This week's case is Reliable Money Order Inc v McKnight Sales Co Inc, which serves as a companion case to Creative Montessori Learning Centers v. Ashford Gear. Following the events in Ashford Gear (for those who might not remember, one of the plaintiffs' firms, Bock & Hatch, had lied to a witness about keeping a list of possible faxes and recipients confidential), defense lawyers in a number of blast-fax class actions challenged the adequacy of the firms (among them, Anderson + Wanca) that had participated in the case. In each case, the defendants' primary argument was that the plaintiffs' lawyers' dishonest conduct rendered them inadequate to represent a class. The trial courts largely rejected these challenges, one of which resulted in an interlocutory appeal under Rule 23(f) against plaintiff Reliable Money Order (which was represented by Anderson + Wanca).
The Seventh Circuit took on the appeal because of the lack of case law explicating Rule 23(g), which governs the adequacy of counsel. Its first job, as a result, was to determine the proper standard for attorney conduct under Rule 23(g). The plaintiffs urged the Seventh Circuit to adopt the "egregious conduct" standard, which states that only truly egregious conduct that directly affects class members can disqualify counsel. Instead, the Seventh Circuit chose to adopt the Ashford Gear standard:
Anything "pertinent to counsel's ability to fairly and adequately represent the interests of the class" bears on the class certification decision. Fed. R. Civ. P. 23(g)(1)(B). As we made clear in Ashford Gear II, an attorney's misconduct or ethical breach is pertinent: the potential attorneys' fees in a class action so far outweigh the potential recovery of any individual plaintiff that they present attorneys with a strong temptation "to sell out the class by agreeing with the defendant to recommend that the judge approve a settlement involving a meager recovery for the class but generous compensation for the lawyers." Given this temptation--in tension with the fiduciary obligations of class counsel to the unnamed class members, "class counsel have demonstrated a lack of integrity, a court can have no confidence that they will act as conscientious fiduciaries of the class."

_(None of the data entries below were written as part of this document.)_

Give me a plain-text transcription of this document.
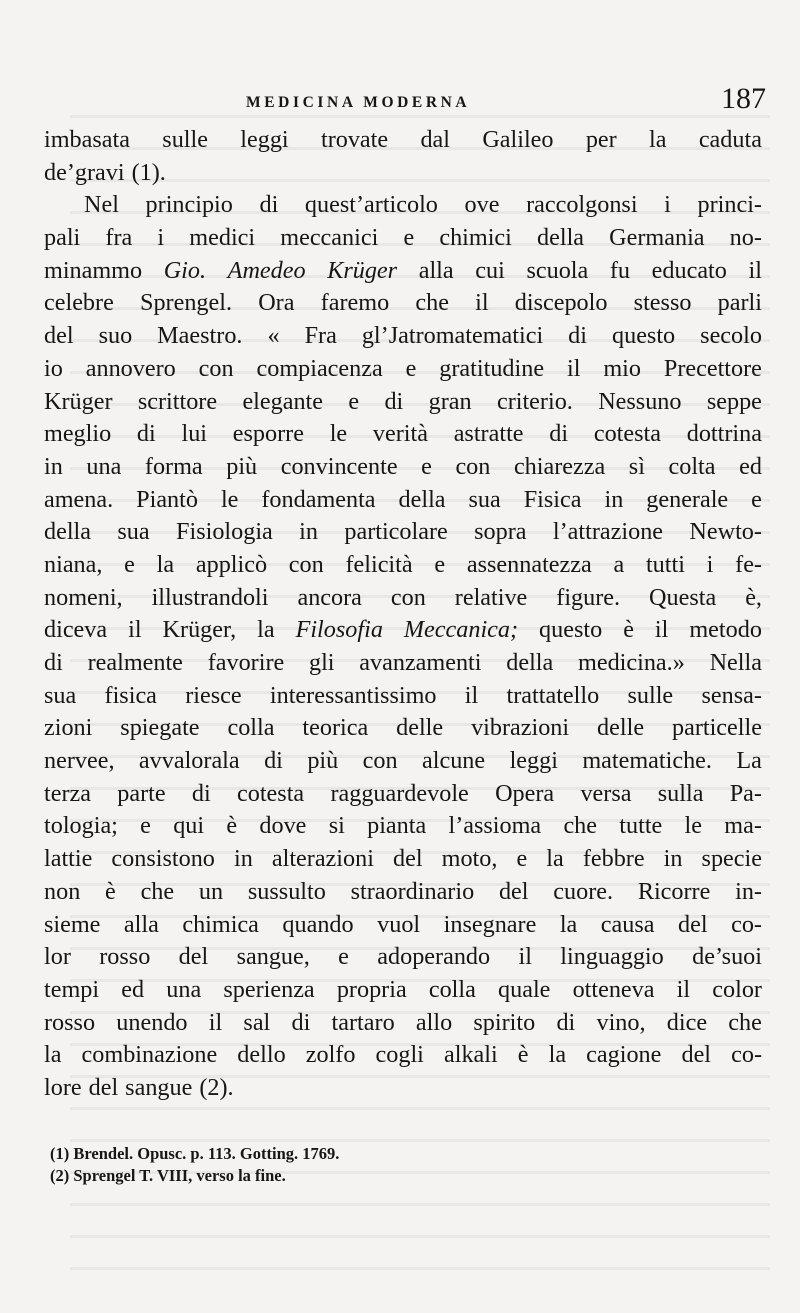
MEDICINA MODERNA	187
imbasata sulle leggi trovate dal Galileo per la caduta
de’gravi (1).
Nel principio di quest’articolo ove raccolgonsi i princi-
pali fra i medici meccanici e chimici della Germania no-
minammo Gio. Amedeo Krüger alla cui scuola fu educato il
celebre Sprengel. Ora faremo che il discepolo stesso parli
del suo Maestro. « Fra gl’Jatromatematici di questo secolo
io annovero con compiacenza e gratitudine il mio Precettore
Krüger scrittore elegante e di gran criterio. Nessuno seppe
meglio di lui esporre le verità astratte di cotesta dottrina
in una forma più convincente e con chiarezza sì colta ed
amena. Piantò le fondamenta della sua Fisica in generale e
della sua Fisiologia in particolare sopra l’attrazione Newto-
niana, e la applicò con felicità e assennatezza a tutti i fe-
nomeni, illustrandoli ancora con relative figure. Questa è,
diceva il Krüger, la Filosofia Meccanica; questo è il metodo
di realmente favorire gli avanzamenti della medicina.» Nella
sua fisica riesce interessantissimo il trattatello sulle sensa-
zioni spiegate colla teorica delle vibrazioni delle particelle
nervee, avvalorala di più con alcune leggi matematiche. La
terza parte di cotesta ragguardevole Opera versa sulla Pa-
tologia; e qui è dove si pianta l’assioma che tutte le ma-
lattie consistono in alterazioni del moto, e la febbre in specie
non è che un sussulto straordinario del cuore. Ricorre in-
sieme alla chimica quando vuol insegnare la causa del co-
lor rosso del sangue, e adoperando il linguaggio de’suoi
tempi ed una sperienza propria colla quale otteneva il color
rosso unendo il sal di tartaro allo spirito di vino, dice che
la combinazione dello zolfo cogli alkali è la cagione del co-
lore del sangue (2).
(1) Brendel. Opusc. p. 113. Gotting. 1769.
(2) Sprengel T. VIII, verso la fine.
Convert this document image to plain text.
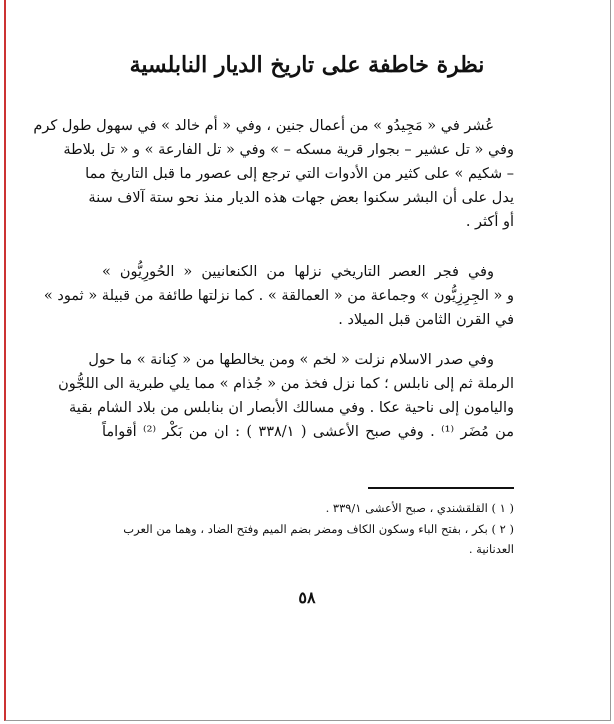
نظرة خاطفة على تاريخ الديار النابلسية
عُشر في « مَجِيدُو » من أعمال جنين ، وفي « أم خالد » في سهول طول كرم
وفي « تل عشير – بجوار قرية مسكه – » وفي « تل الفارعة » و « تل بلاطة
– شكيم » على كثير من الأدوات التي ترجع إلى عصور ما قبل التاريخ مما
يدل على أن البشر سكنوا بعض جهات هذه الديار منذ نحو ستة آلاف سنة
أو أكثر .
وفي فجر العصر التاريخي نزلها من الكنعانيين « الحُورِيُّون »
و « الجِرِزِيُّون » وجماعة من « العمالقة » . كما نزلتها طائفة من قبيلة « ثمود »
في القرن الثامن قبل الميلاد .
وفي صدر الاسلام نزلت « لخم » ومن يخالطها من « كِنانة » ما حول
الرملة ثم إلى نابلس ؛ كما نزل فخذ من « جُذام » مما يلي طبرية الى اللجُّون
واليامون إلى ناحية عكا . وفي مسالك الأبصار ان بنابلس من بلاد الشام بقية
من مُضَر ⁽¹⁾ . وفي صبح الأعشى ( ٣٣٨/١ ) : ان من بَكْر ⁽²⁾ أقواماً
( ١ ) القلقشندي ، صبح الأعشى ٣٣٩/١ .
( ٢ ) بكر ، بفتح الباء وسكون الكاف ومضر بضم الميم وفتح الضاد ، وهما من العرب
العدنانية .
٥٨
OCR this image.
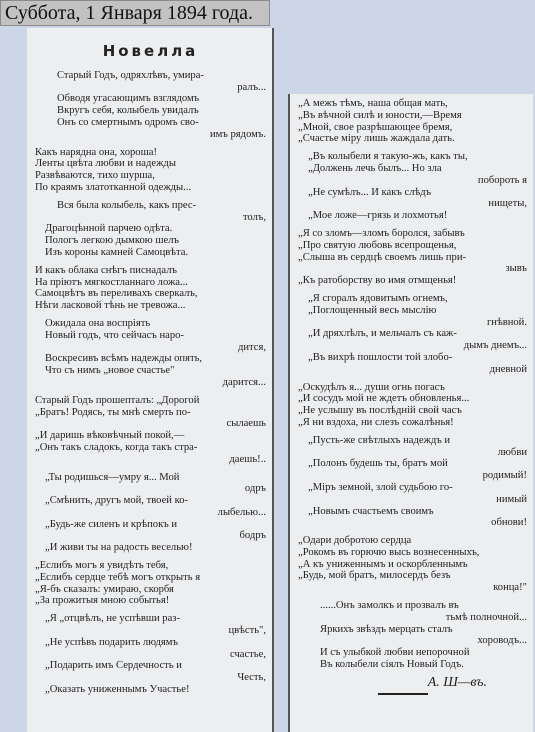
Суббота, 1 Января 1894 года.
Новелла
Старый Годъ, одряхлѣвъ, умира-
ралъ...
Обводя угасающимъ взглядомъ
Вкругъ себя, колыбель увидалъ
Онъ со смертнымъ одромъ сво-
имъ рядомъ.
Какъ нарядна она, хороша!
Ленты цвѣта любви и надежды
Развѣваются, тихо шурша,
По краямъ златотканной одежды...
Вся была колыбель, какъ прес-
толъ,
Драгоцѣнной парчею одѣта.
Пологъ легкою дымкою шелъ
Изъ короны камней Самоцвѣта.
И какъ облака снѣгъ писнадалъ
На пріютъ мягкостланнаго ложа...
Самоцвѣтъ въ переливахъ сверкалъ,
Нѣги ласковой тѣнь не тревожа...
Ожидала она воспріять
Новый годъ, что сейчасъ наро-
дится,
Воскресивъ всѣмъ надежды опять,
Что съ нимъ „новое счастье"
дарится...
Старый Годъ прошепталъ: „Дорогой
„Братъ! Родясь, ты мнѣ смерть по-
сылаешь
„И даришь вѣковѣчный покой,—
„Онъ такъ сладокъ, когда такъ стра-
даешь!..
„Ты родишься—умру я... Мой
одръ
„Смѣнить, другъ мой, твоей ко-
лыбелью...
„Будь-же силенъ и крѣпокъ и
бодръ
„И живи ты на радость веселью!
„Еслибъ могъ я увидѣть тебя,
„Еслибъ сердце тебѣ могъ открыть я
„Я-бъ сказалъ: умираю, скорбя
„За прожитыя мною событья!
„Я „отцвѣлъ, не успѣвши раз-
цвѣсть",
„Не успѣвъ подарить людямъ
счастье,
„Подарить имъ Сердечность и
Честь,
„Оказать униженнымъ Участье!
„А межъ тѣмъ, наша общая мать,
„Въ вѣчной силѣ и юности,—Время
„Мной, свое разрѣшающее бремя,
„Счастье міру лишь жаждала дать.
„Въ колыбели я такую-жъ, какъ ты,
„Должень лечь былъ... Но зла
побороть я
„Не сумѣлъ... И какъ слѣдъ
нищеты,
„Мое ложе—грязь и лохмотья!
„Я со зломъ—зломъ боролся, забывъ
„Про святую любовь всепрощенья,
„Слыша въ сердцѣ своемъ лишь при-
зывъ
„Къ ратоборству во имя отмщенья!
„Я сгоралъ ядовитымъ огнемъ,
„Поглощенный весь мыслію
гнѣвной.
„И дряхлѣлъ, и мельчалъ съ каж-
дымъ днемъ...
„Въ вихрѣ пошлости той злобо-
дневной
„Оскудѣлъ я... души огнь погасъ
„И сосудъ мой не ждетъ обновленья...
„Не услышу въ послѣдній свой часъ
„Я ни вздоха, ни слезъ сожалѣнья!
„Пусть-же свѣтлыхъ надеждъ и
любви
„Полонъ будешь ты, братъ мой
родимый!
„Міръ земной, злой судьбою го-
нимый
„Новымъ счастьемъ своимъ
обнови!
„Одари добротою сердца
„Рокомъ въ горючю высь вознесенныхъ,
„А къ униженнымъ и оскорбленнымъ
„Будь, мой братъ, милосердъ безъ
конца!"
......Онъ замолкъ и прозвалъ въ
тьмѣ полночной...
Яркихъ звѣздъ мерцать сталъ
хороводъ...
И съ улыбкой любви непорочной
Въ колыбели сіялъ Новый Годъ.
А. Ш—въ.
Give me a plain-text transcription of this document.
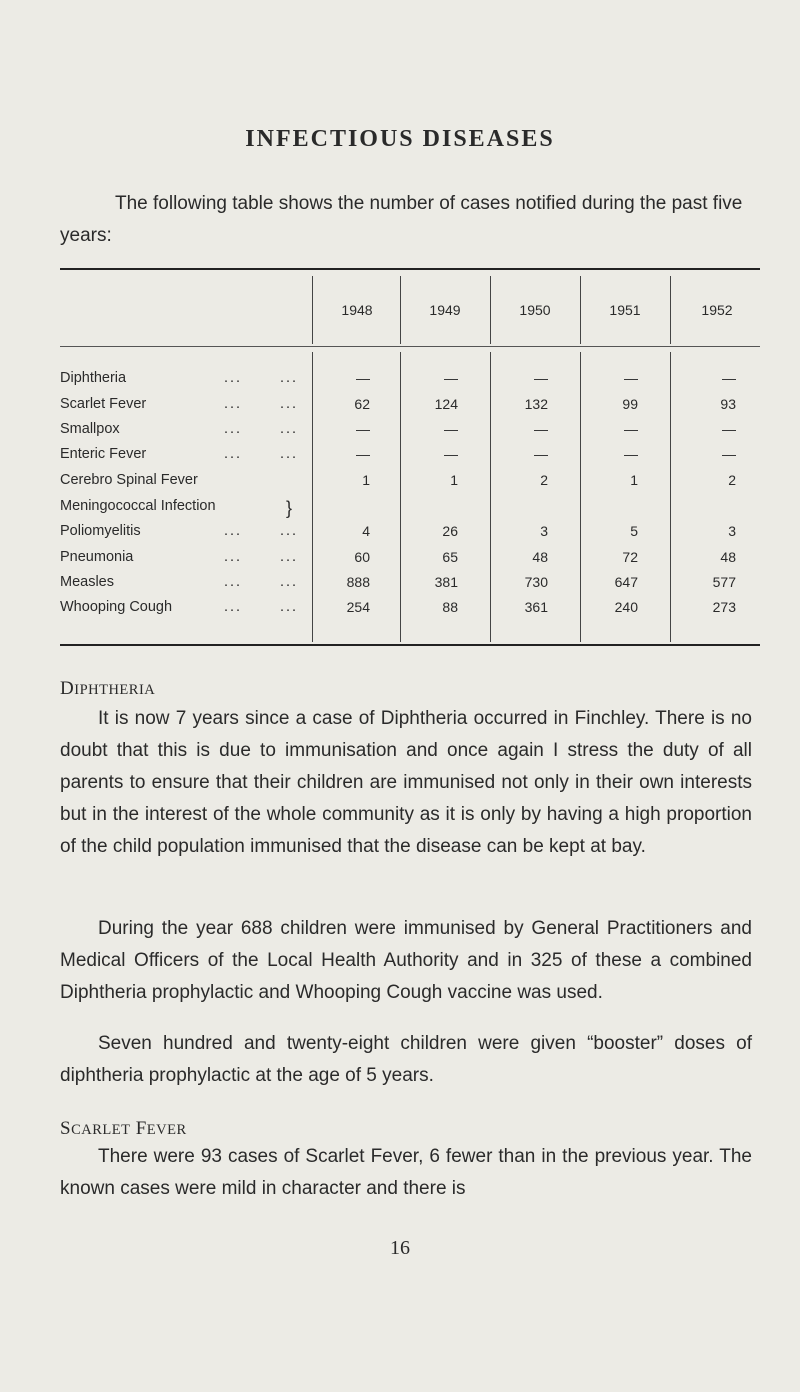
INFECTIOUS DISEASES
The following table shows the number of cases notified during the past five years:
1948	1949	1950	1951	1952
Diphtheria	...	...	—	—	—	—	—
Scarlet Fever	...	...	62	124	132	99	93
Smallpox	...	...	—	—	—	—	—
Enteric Fever	...	...	—	—	—	—	—
Cerebro Spinal Fever	1	1	2	1	2
Meningococcal Infection
Poliomyelitis	...	...	4	26	3	5	3
Pneumonia	...	...	60	65	48	72	48
Measles	...	...	888	381	730	647	577
Whooping Cough	...	...	254	88	361	240	273
}
DIPHTHERIA
It is now 7 years since a case of Diphtheria occurred in Finchley. There is no doubt that this is due to immunisation and once again I stress the duty of all parents to ensure that their children are immunised not only in their own interests but in the interest of the whole community as it is only by having a high proportion of the child population immunised that the disease can be kept at bay.
During the year 688 children were immunised by General Practitioners and Medical Officers of the Local Health Authority and in 325 of these a combined Diphtheria prophylactic and Whooping Cough vaccine was used.
Seven hundred and twenty-eight children were given “booster” doses of diphtheria prophylactic at the age of 5 years.
SCARLET FEVER
There were 93 cases of Scarlet Fever, 6 fewer than in the previous year. The known cases were mild in character and there is
16
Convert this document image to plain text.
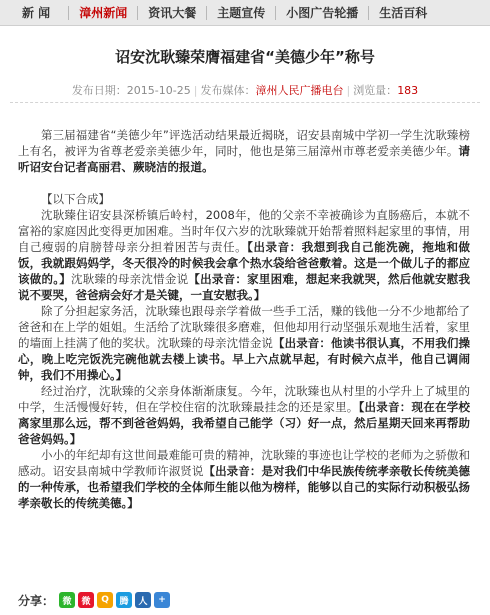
新 闻 漳州新闻 资讯大餐 主题宣传 小图广告轮播 生活百科
诏安沈耿臻荣膺福建省“美德少年”称号
发布日期：2015-10-25 | 发布媒体：漳州人民广播电台 | 浏览量：183

第三届福建省“美德少年”评选活动结果最近揭晓，诏安县南城中学初一学生沈耿臻榜上有名，被评为省尊老爱亲美德少年，同时，他也是第三届漳州市尊老爱亲美德少年。请听诏安台记者高丽君、蕨晓洁的报道。

【以下合成】

沈耿臻住诏安县深桥镇后岭村，2008年，他的父亲不幸被确诊为直肠癌后，本就不富裕的家庭因此变得更加困难。当时年仅六岁的沈耿臻就开始帮着照料起家里的事情，用自己瘦弱的肩膀替母亲分担着困苦与责任。【出录音：我想到我自己能洗碗，拖地和做饭，我就跟妈妈学，冬天很冷的时候我会拿个热水袋给爸爸敷着。这是一个做儿子的都应该做的。】沈耿臻的母亲沈惜金说【出录音：家里困难，想起来我就哭，然后他就安慰我说不要哭，爸爸病会好才是关键，一直安慰我。】

除了分担起家务活，沈耿臻也跟母亲学着做一些手工活，赚的钱他一分不少地都给了爸爸和在上学的姐姐。生活给了沈耿臻很多磨难，但他却用行动坚强乐观地生活着，家里的墙面上挂满了他的奖状。沈耿臻的母亲沈惜金说【出录音：他读书很认真，不用我们操心，晚上吃完饭洗完碗他就去楼上读书。早上六点就早起，有时候六点半，他自己调闹钟，我们不用操心。】

经过治疗，沈耿臻的父亲身体渐渐康复。今年，沈耿臻也从村里的小学升上了城里的中学，生活慢慢好转，但在学校住宿的沈耿臻最挂念的还是家里。【出录音：现在在学校离家里那么远，帮不到爸爸妈妈，我希望自己能学（习）好一点，然后星期天回来再帮助爸爸妈妈。】

小小的年纪却有这世间最难能可贵的精神，沈耿臻的事迹也让学校的老师为之骄傲和感动。诏安县南城中学教师许淑贤说【出录音：是对我们中华民族传统孝亲敬长传统美德的一种传承，也希望我们学校的全体师生能以他为榜样，能够以自己的实际行动积极弘扬孝亲敬长的传统美德。】

分享： 微	微	Q	腾	人	+
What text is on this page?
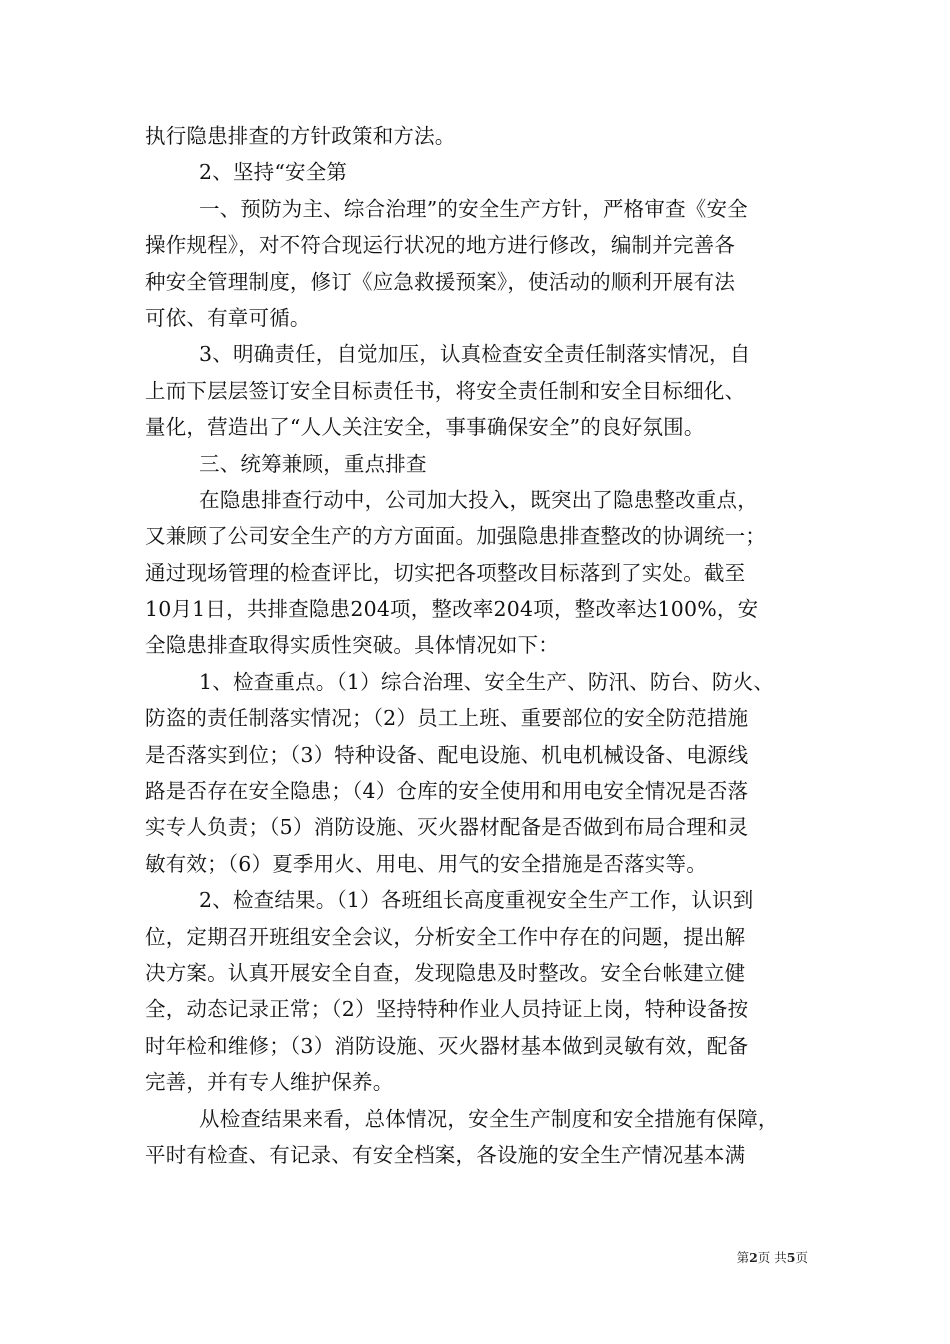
执行隐患排查的方针政策和方法。
2、坚持“安全第
一、预防为主、综合治理”的安全生产方针，严格审查《安全
操作规程》，对不符合现运行状况的地方进行修改，编制并完善各
种安全管理制度，修订《应急救援预案》，使活动的顺利开展有法
可依、有章可循。
3、明确责任，自觉加压，认真检查安全责任制落实情况，自
上而下层层签订安全目标责任书，将安全责任制和安全目标细化、
量化，营造出了“人人关注安全，事事确保安全”的良好氛围。
三、统筹兼顾，重点排查
在隐患排查行动中，公司加大投入，既突出了隐患整改重点，
又兼顾了公司安全生产的方方面面。加强隐患排查整改的协调统一；
通过现场管理的检查评比，切实把各项整改目标落到了实处。截至
10月1日，共排查隐患204项，整改率204项，整改率达100%，安
全隐患排查取得实质性突破。具体情况如下：
1、检查重点。（1）综合治理、安全生产、防汛、防台、防火、
防盗的责任制落实情况；（2）员工上班、重要部位的安全防范措施
是否落实到位；（3）特种设备、配电设施、机电机械设备、电源线
路是否存在安全隐患；（4）仓库的安全使用和用电安全情况是否落
实专人负责；（5）消防设施、灭火器材配备是否做到布局合理和灵
敏有效；（6）夏季用火、用电、用气的安全措施是否落实等。
2、检查结果。（1）各班组长高度重视安全生产工作，认识到
位，定期召开班组安全会议，分析安全工作中存在的问题，提出解
决方案。认真开展安全自查，发现隐患及时整改。安全台帐建立健
全，动态记录正常；（2）坚持特种作业人员持证上岗，特种设备按
时年检和维修；（3）消防设施、灭火器材基本做到灵敏有效，配备
完善，并有专人维护保养。
从检查结果来看，总体情况，安全生产制度和安全措施有保障，
平时有检查、有记录、有安全档案，各设施的安全生产情况基本满
第2页 共5页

We therefore conclude that unethical conduct, not necessarily prejudicial to the class, nevertheless raises a "serious doubt" about the adequacy of class counsel when the misconduct jeopardizes the court's ability to reach a just and proper outcome in the case.
(Emphasis added, internal case citations omitted.)
Nonetheless, the Seventh Circuit held that the conduct here--lying to a witness to obtain confidential information and then breaching that confidentiality--while definitely a "lapse in professionalism," did not compromise the court's ability to decide the case fairly.
In making that decision, the Seventh Circuit explained that it was balancing two competing concerns: one the one hand, as the defendant-appellants had pointed out, not punishing Anderson + Wanca would "reward overly aggressive and unethical attorney conduct." On the other, it worried about transforming the Rules of Professional Conduct into "procedural weapons." It opted to reduce the likelihood of the latter bad outcome, even if that meant allowing the former bad outcome to come to pass. (The panel's solution to this tension--that one can still report the counsel to the appropriate disciplinary authorities--seems hollow. If courts frown on reporting unethical conduct when it is relevant in litigation because that is using the rules as a "weapon," why would it allow the weaponizing of disciplinary reports?)
What does that mean for defense attorneys? Two things:
- While the standard for attorney conduct under Rule 23(g) is clearer, it has not changed substantively; plaintiffs attorneys will still feel free to engage in borderline conduct around fact development, solicitation of clients, and the attorney-client relationship.
- To the extent one's opponent has engaged in conduct that cries out for a challenge, be sure to frame that challenge in terms of the court's ability to reach a just result in the case. And, as always, remember that the real goal of a class action is to protect the absent class members: if the conduct imperils their interests, the court will likely intervene.